On this most special day in Aruba, countless people will gather all throughout the region to celebrate his life and his spirit, keeping his memory and all of the wonderful things he did for the people alive, as well as passing it down for future generations to remember. The festivities will include a number of fun and diverse things to do such as various sporting events, food sales, group and family-friendly activities, and many other things.
The early history of Aruba which Betico would much later on help reshape, gives us an idea of why he was so important and why the people still love him so much today. Shortly after the island’s “discovery” by European explorers in the 1400’s, Aruba would begin being passed around, bartered, and traded by the various world powers that rose and fell in the Colonial tide sweeping out of Europe during that time period. After centuries of governmental change it finally settled under Dutch rule in 1816.
And by the time of the 20th century, Aruba has secured itself the very useful role of managing an oil refinery for Venezuela’s newly discovered crude oil. This provided an invaluable, self-sustaining economic tool for the island and helped to begin the stirring of independent thought and self-rule. Part of this newly brewing self-reliant spirit was the fact that by this time life in Aruba was completely different from life in Holland and it made little sense to continue being governed by the same regulations and laws as the other Dutch Antilles. They were governed by the reigning powers in Curacao and had little benefit to residents of the island.
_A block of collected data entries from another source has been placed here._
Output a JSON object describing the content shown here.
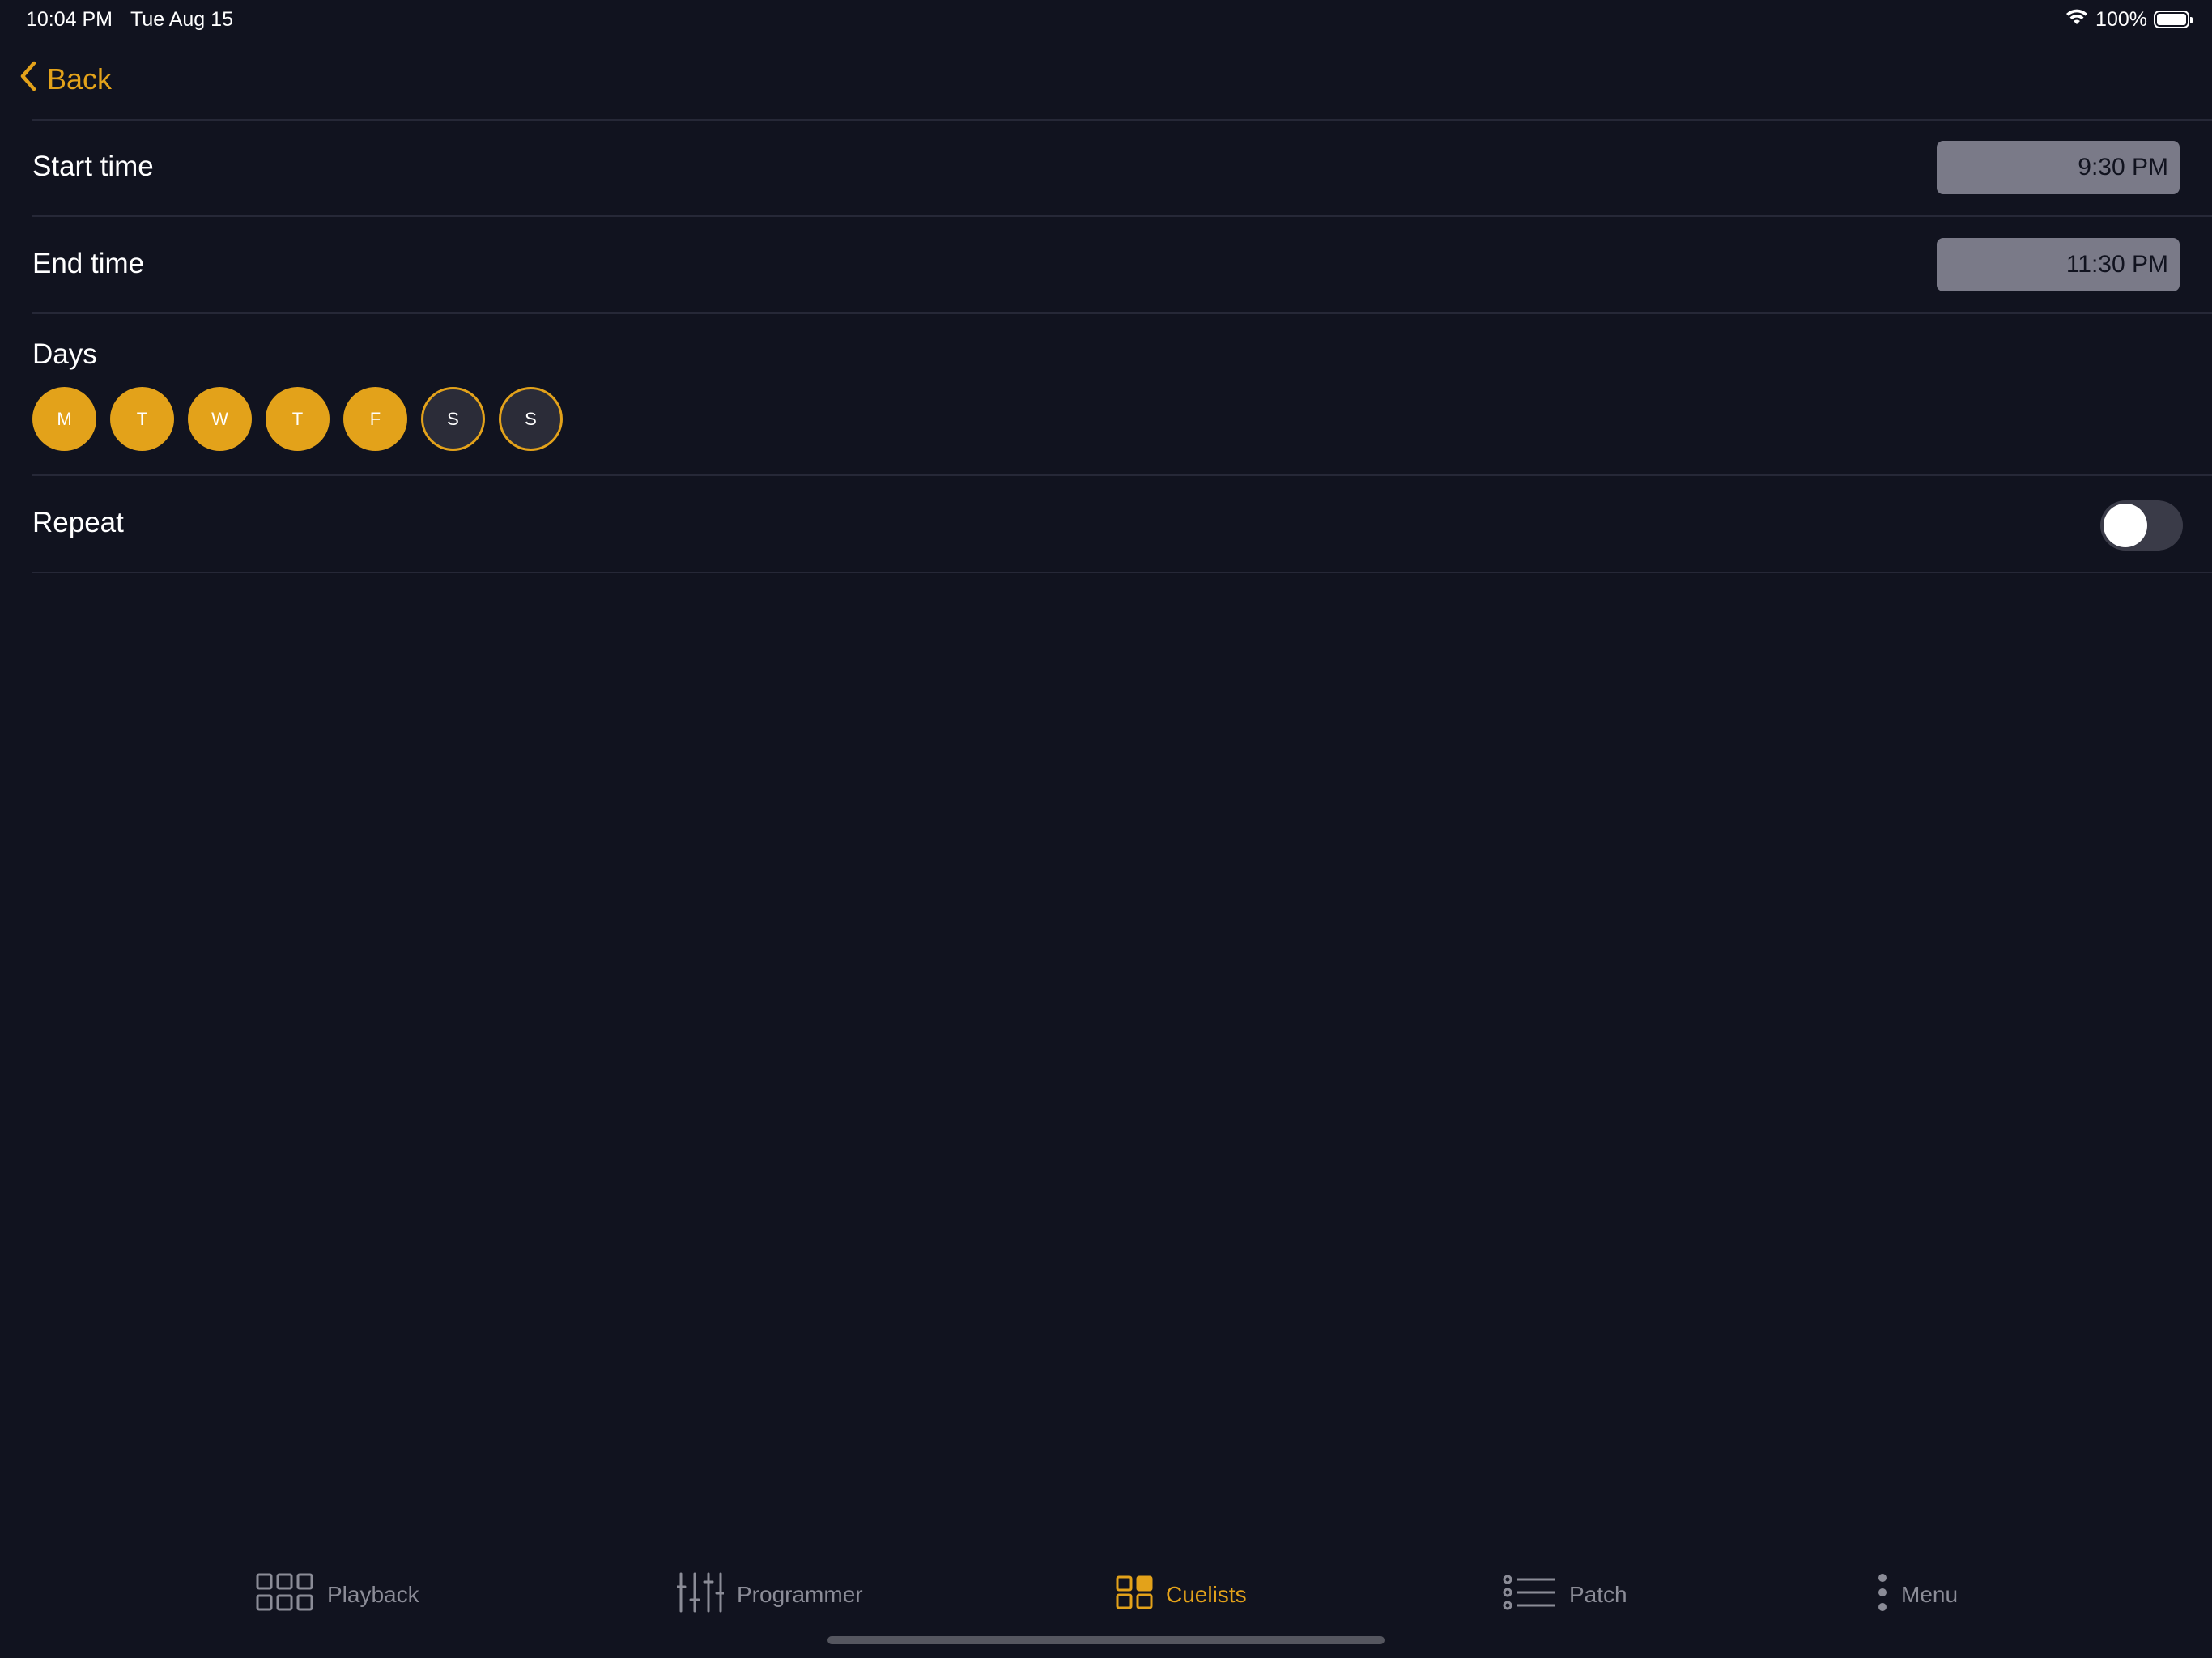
{
  "status_bar": {
    "time": "10:04 PM",
    "date": "Tue Aug 15",
    "battery": "100%",
    "icons": [
      "wifi-icon",
      "battery-icon"
    ]
  },
  "nav": {
    "back_label": "Back",
    "back_icon": "chevron-left-icon"
  },
  "schedule": {
    "start_time": {
      "label": "Start time",
      "value": "9:30 PM"
    },
    "end_time": {
      "label": "End time",
      "value": "11:30 PM"
    },
    "days": {
      "label": "Days",
      "items": [
        {
          "label": "M",
          "selected": true
        },
        {
          "label": "T",
          "selected": true
        },
        {
          "label": "W",
          "selected": true
        },
        {
          "label": "T",
          "selected": true
        },
        {
          "label": "F",
          "selected": true
        },
        {
          "label": "S",
          "selected": false
        },
        {
          "label": "S",
          "selected": false
        }
      ]
    },
    "repeat": {
      "label": "Repeat",
      "enabled": false
    }
  },
  "tabbar": {
    "tabs": [
      {
        "label": "Playback",
        "icon": "grid-icon",
        "active": false
      },
      {
        "label": "Programmer",
        "icon": "sliders-icon",
        "active": false
      },
      {
        "label": "Cuelists",
        "icon": "cuelists-icon",
        "active": true
      },
      {
        "label": "Patch",
        "icon": "list-icon",
        "active": false
      },
      {
        "label": "Menu",
        "icon": "more-vertical-icon",
        "active": false
      }
    ]
  },
  "colors": {
    "background": "#11131f",
    "accent": "#e3a21a",
    "field": "#7a7a88",
    "divider": "#262837",
    "inactive": "#8b8c97"
  }
}
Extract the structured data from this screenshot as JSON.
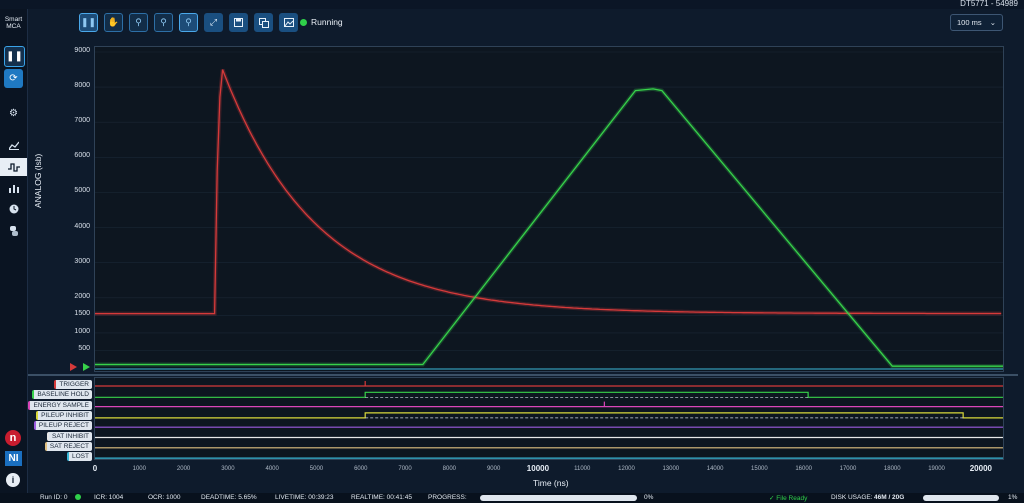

That’s when the true cries for status aparte began to grow. But it wouldn’t become a real movement until Betico Croes arrived on the political scene and brought a combination of intelligence, fierceness, and perseverance that both inspired and motivated the rest of his people. With an incredible strategy and optimism about upcoming triumph, a national anthem was penned and a committee formed to design the Aruban flag even before Betico traveled to Holland to make the case for independence.
But all of those dreams and all of that effort would be rewarded in March of 1977 when Betico Croes returned home to a throng of cheering Arubans, celebrating their newly granted independence. It wouldn’t ultimately end up going into effect until January 1st of 1986, tragically and inconceivably just one day after Betico was involved in a terrible car accident which caused him to remain in a coma until passing away in November of the following year.
But that isn’t what the people of Aruba will remember on this day. On this day they will raise the flag high to honor and celebrate the man who gave them their long-awaited freedom, the Father of the Aruban Nation; Betico Croes.